In celebration of Grandparent’s Day, Aetna partnered with the Mets and hosted a private event before the game with former Major League Baseball outfielder and coach, William Hayward “Mookie” Wilson. Wilson’s biggest moment in blue and orange came when he hit a ground ball in the 10th inning of Game 6 during the 1986 World Series, which rolled through the legs of Red Sox first baseman Bill Buckner — one of the most infamous moments in baseball history. The Mets would go on to win that game, and the series.

The event gave seniors and families the opportunity to meet Wilson during his discussion on health, wellness and insight on how to “age actively.” Wilson encouraged grandparents and middle-aged adults to find ways to stay active and reconnect with a younger version of themselves, while demonstrating step-by-step chair stretches and exercises.

“When you get to my age you nap a lot,” Wilson said with a laugh.

Practically 32 years later, Wilson, 62, says baseball is behind him and has dedicated his life to serving as a minister for Zion Mill Creek Baptist Church in Columbia, S.C. When he’s not at church or working with fellow seniors, he’s speaking to athletes of all ages across the country about baseball, health and wellness and God.

A number of Nassau County families attended the event, including Mary Stedman, 69, and daughter Erin, 32, from Farmingdale, who attended the event to meet Wilson. The elder Stedman said meeting Wilson was a dream come true, as she’s been a Mets fan for many years.

“This is a great opportunity,” she said. “I am thrilled, I had to bring my daughter who’s been a Mets fan all of her life. This made my day.”

Wilson retired at 40 and said leaving the game was a harsh reality he didn’t want to face because he thought he could still play baseball. But after an injury and coming to terms with his retirement, Wilson left baseball on his own terms.

“It was time to shut it down and focus on the second part of [life],” Wilson said of his retirement.

Soon after leaving the sport, Wilson went back to school and earned a Bachelor’s degree in finance and behaviorial science and a Master’s degree in organizational management from Mercy College.
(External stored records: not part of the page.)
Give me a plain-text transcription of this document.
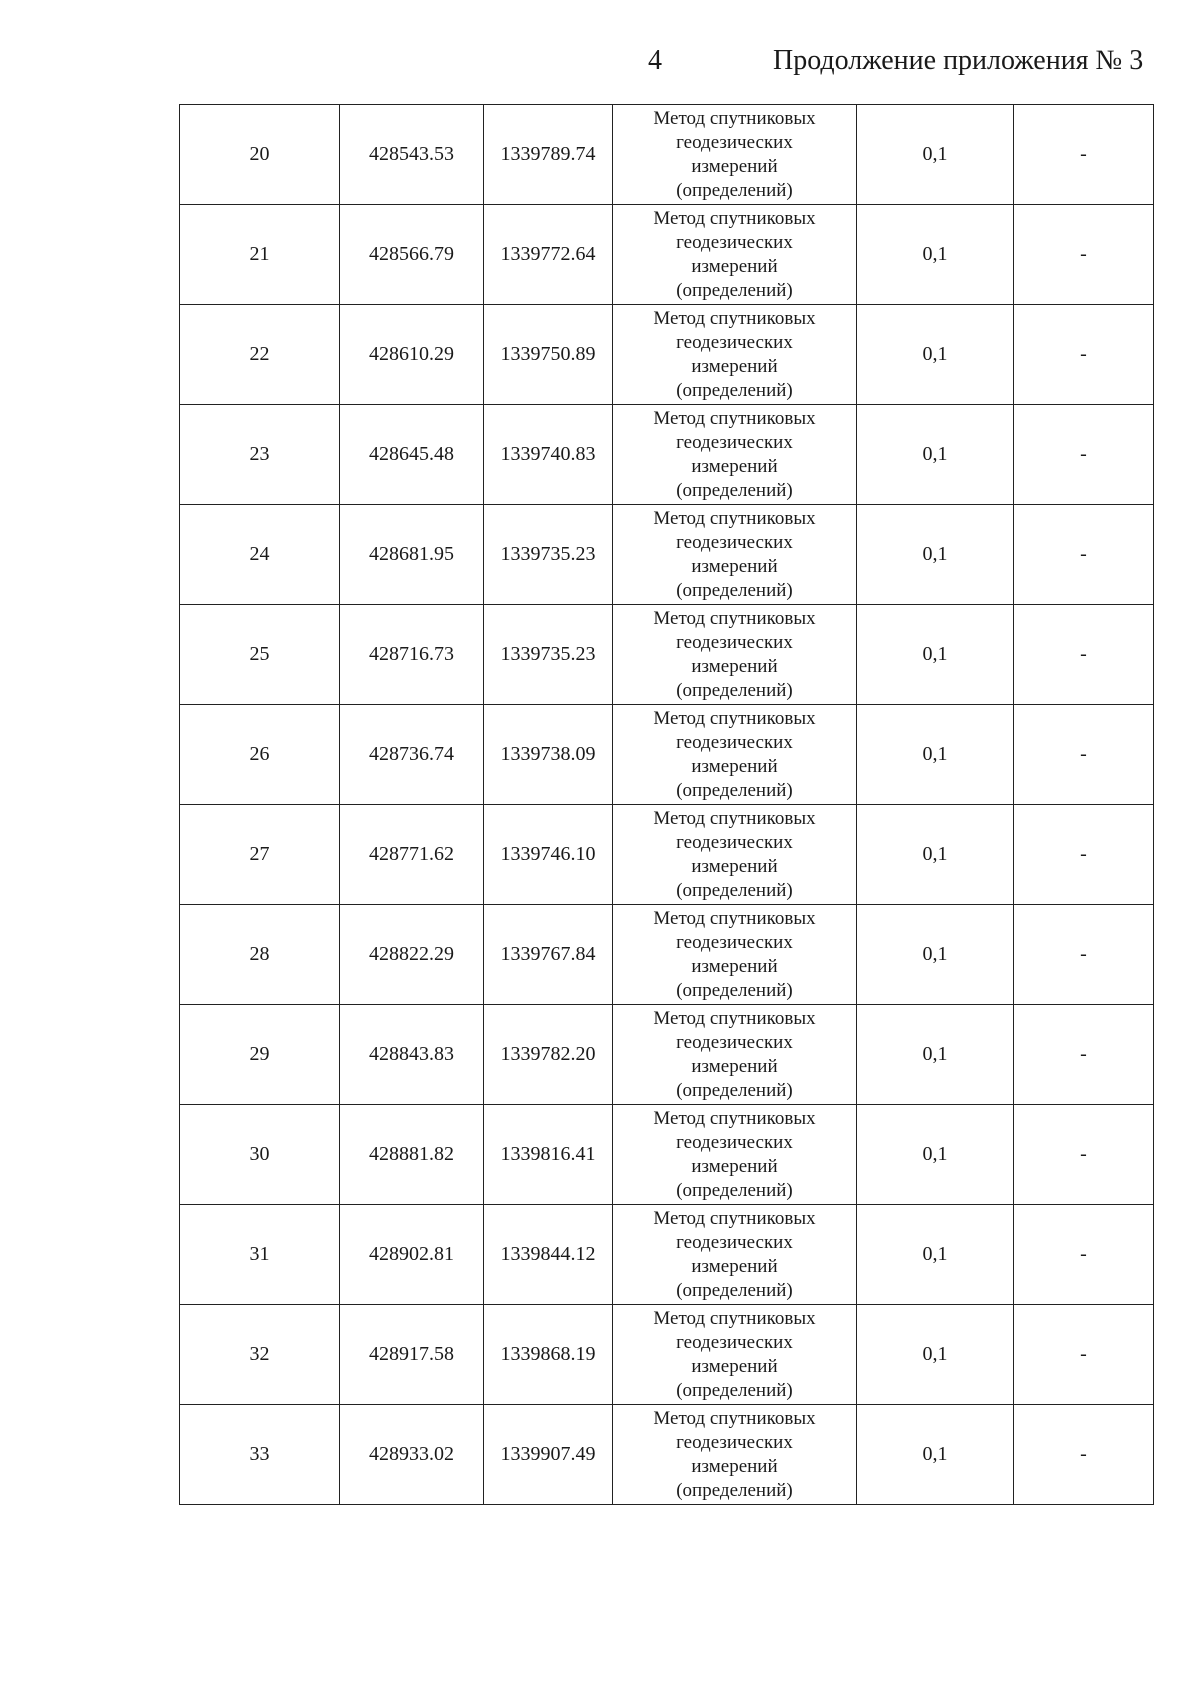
4	Продолжение приложения № 3
20	428543.53	1339789.74	Метод спутниковых
геодезических
измерений
(определений)	0,1	-
21	428566.79	1339772.64	Метод спутниковых
геодезических
измерений
(определений)	0,1	-
22	428610.29	1339750.89	Метод спутниковых
геодезических
измерений
(определений)	0,1	-
23	428645.48	1339740.83	Метод спутниковых
геодезических
измерений
(определений)	0,1	-
24	428681.95	1339735.23	Метод спутниковых
геодезических
измерений
(определений)	0,1	-
25	428716.73	1339735.23	Метод спутниковых
геодезических
измерений
(определений)	0,1	-
26	428736.74	1339738.09	Метод спутниковых
геодезических
измерений
(определений)	0,1	-
27	428771.62	1339746.10	Метод спутниковых
геодезических
измерений
(определений)	0,1	-
28	428822.29	1339767.84	Метод спутниковых
геодезических
измерений
(определений)	0,1	-
29	428843.83	1339782.20	Метод спутниковых
геодезических
измерений
(определений)	0,1	-
30	428881.82	1339816.41	Метод спутниковых
геодезических
измерений
(определений)	0,1	-
31	428902.81	1339844.12	Метод спутниковых
геодезических
измерений
(определений)	0,1	-
32	428917.58	1339868.19	Метод спутниковых
геодезических
измерений
(определений)	0,1	-
33	428933.02	1339907.49	Метод спутниковых
геодезических
измерений
(определений)	0,1	-
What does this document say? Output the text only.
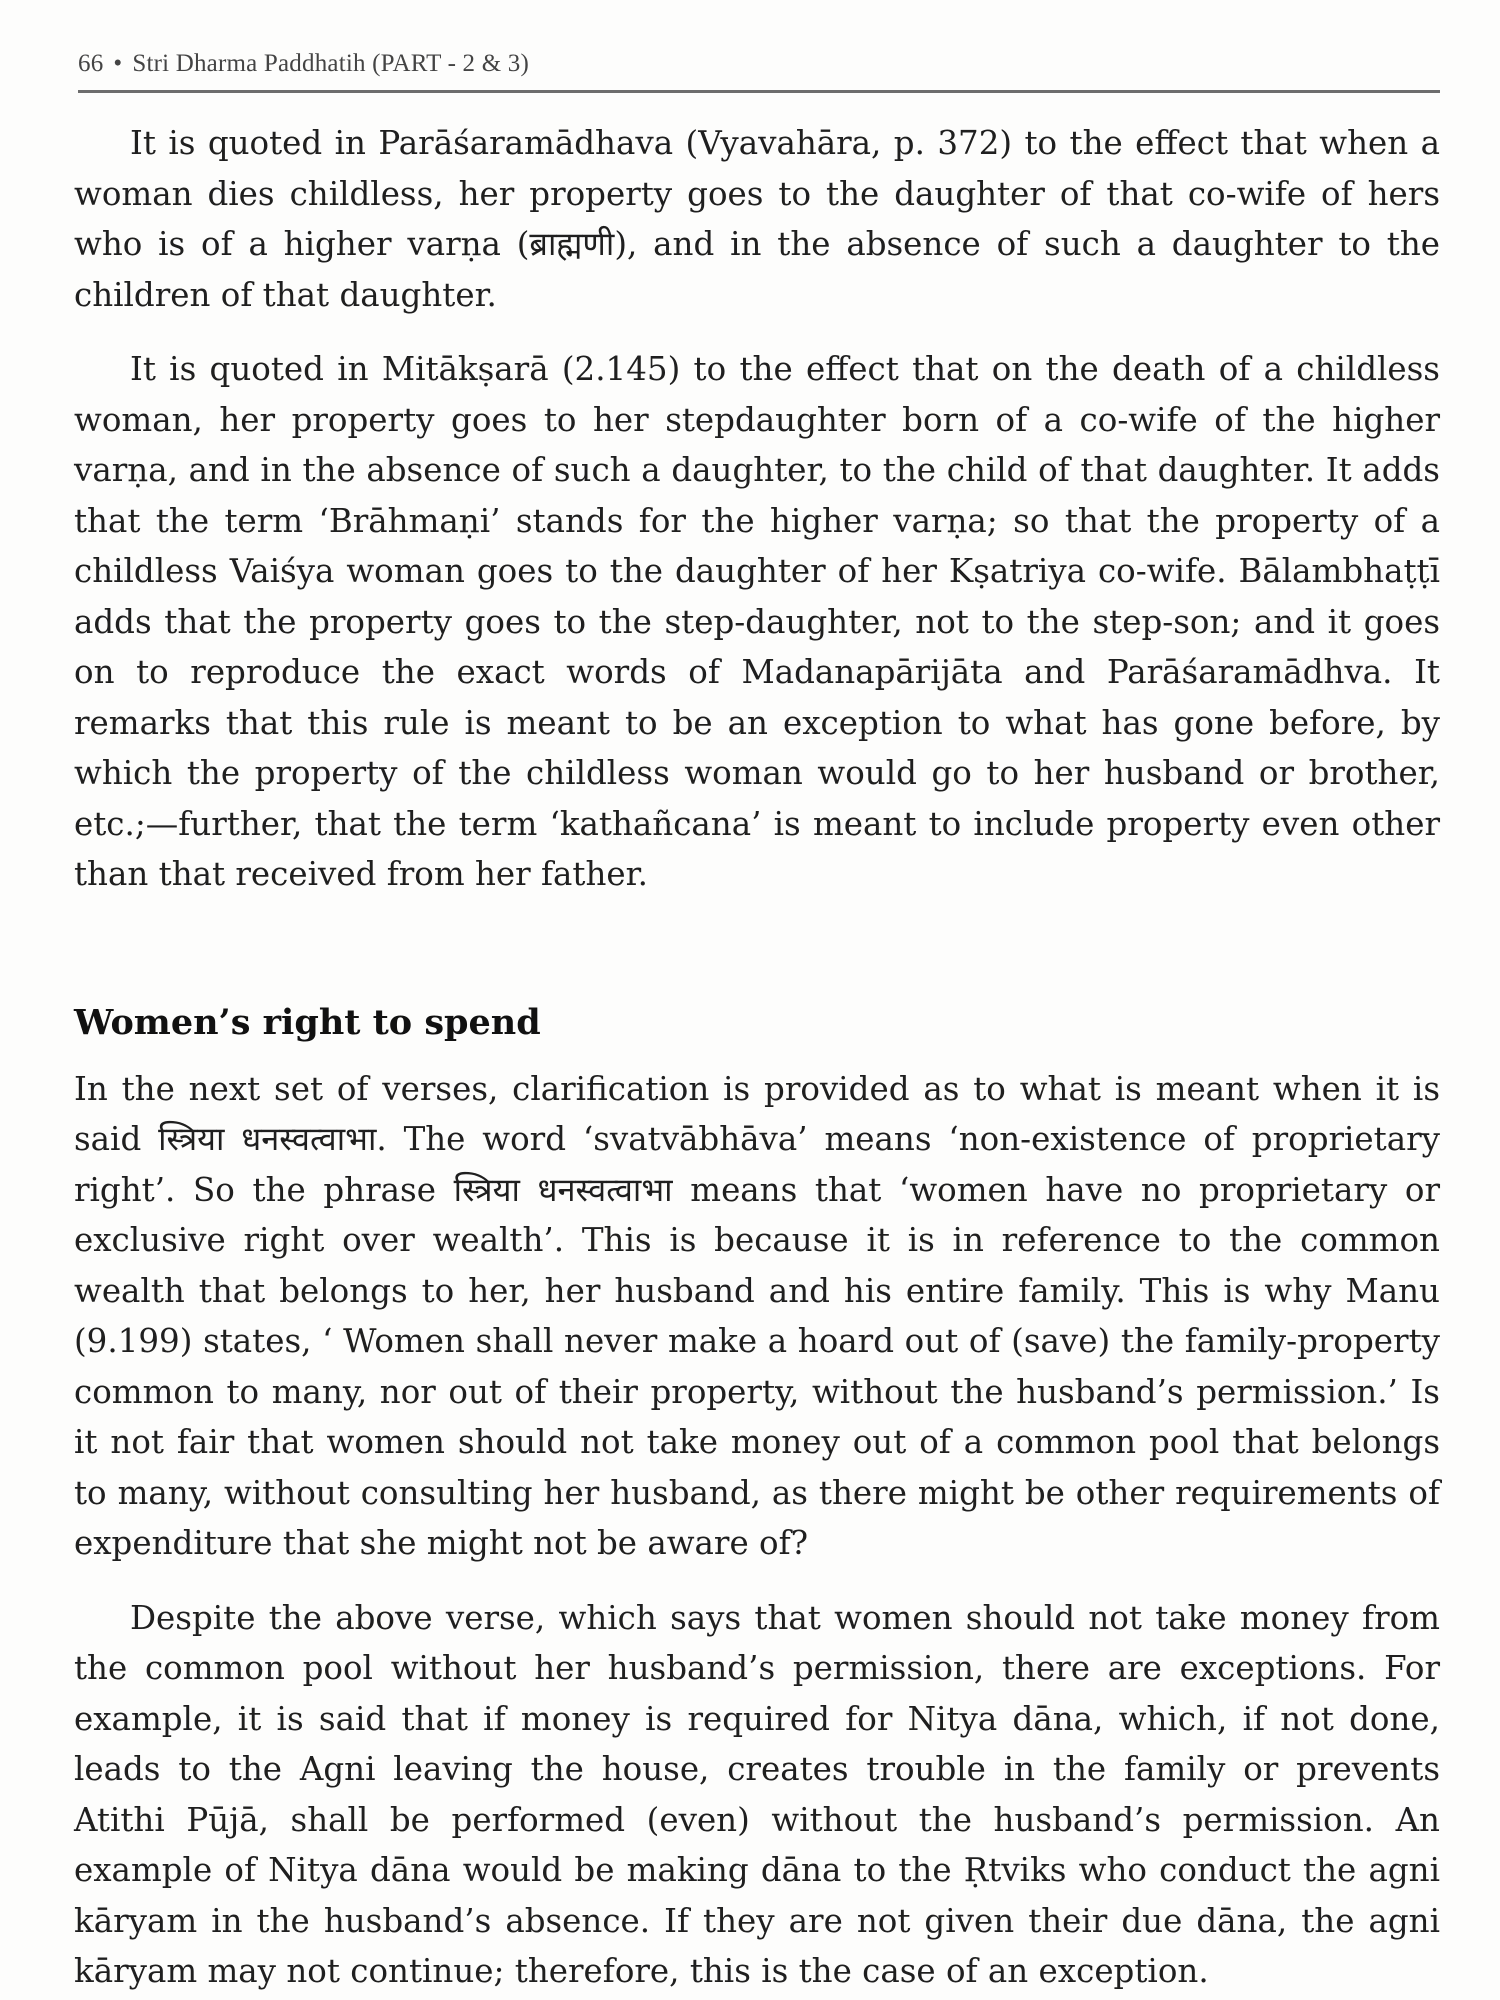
66 • Stri Dharma Paddhatih (PART - 2 & 3)

It is quoted in Parāśaramādhava (Vyavahāra, p. 372) to the effect that when a woman dies childless, her property goes to the daughter of that co-wife of hers who is of a higher varṇa (ब्राह्मणी), and in the absence of such a daughter to the children of that daughter.

It is quoted in Mitākṣarā (2.145) to the effect that on the death of a childless woman, her property goes to her stepdaughter born of a co-wife of the higher varṇa, and in the absence of such a daughter, to the child of that daughter. It adds that the term ‘Brāhmaṇi’ stands for the higher varṇa; so that the property of a childless Vaiśya woman goes to the daughter of her Kṣatriya co-wife. Bālambhaṭṭī adds that the property goes to the step-daughter, not to the step-son; and it goes on to reproduce the exact words of Madanapārijāta and Parāśaramādhva. It remarks that this rule is meant to be an exception to what has gone before, by which the property of the childless woman would go to her husband or brother, etc.;—further, that the term ‘kathañcana’ is meant to include property even other than that received from her father.

Women’s right to spend

In the next set of verses, clarification is provided as to what is meant when it is said स्त्रिया धनस्वत्वाभा. The word ‘svatvābhāva’ means ‘non-existence of proprietary right’. So the phrase स्त्रिया धनस्वत्वाभा means that ‘women have no proprietary or exclusive right over wealth’. This is because it is in reference to the common wealth that belongs to her, her husband and his entire family. This is why Manu (9.199) states, ‘ Women shall never make a hoard out of (save) the family-property common to many, nor out of their property, without the husband’s permission.’ Is it not fair that women should not take money out of a common pool that belongs to many, without consulting her husband, as there might be other requirements of expenditure that she might not be aware of?

Despite the above verse, which says that women should not take money from the common pool without her husband’s permission, there are exceptions. For example, it is said that if money is required for Nitya dāna, which, if not done, leads to the Agni leaving the house, creates trouble in the family or prevents Atithi Pūjā, shall be performed (even) without the husband’s permission. An example of Nitya dāna would be making dāna to the Ṛtviks who conduct the agni kāryam in the husband’s absence. If they are not given their due dāna, the agni kāryam may not continue; therefore, this is the case of an exception.
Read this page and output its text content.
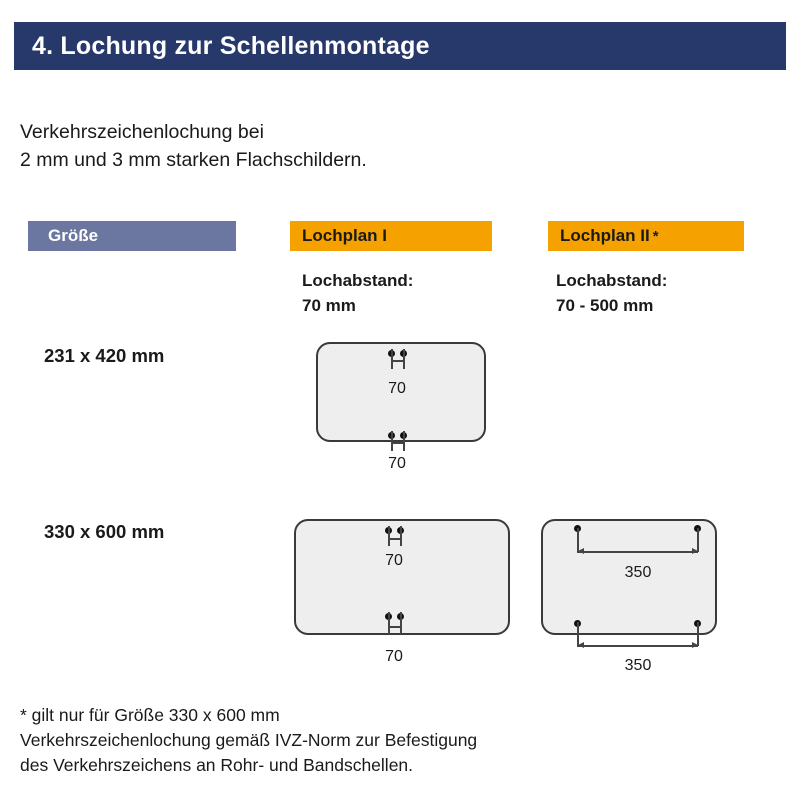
4. Lochung zur Schellenmontage
Verkehrszeichenlochung bei
2 mm und 3 mm starken Flachschildern.
Größe	Lochplan I	Lochplan II *
Lochabstand:
70 mm
Lochabstand:
70 - 500 mm
231 x 420 mm
70
70
330 x 600 mm
70
70
350
350
* gilt nur für Größe 330 x 600 mm
Verkehrszeichenlochung gemäß IVZ-Norm zur Befestigung
des Verkehrszeichens an Rohr- und Bandschellen.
He sold securities or stocks and bonds for a few years.

Over the years, he has continued to keep in contact with former MLB players like Buckner, Dwight “Doc” Gooden, Tim Teufel and others. However, his focus has been on his family.

“I spent all of those years training my body to play,” Wilson said. “Now I am training my mind to survive outside of being so physical [in the MLB].”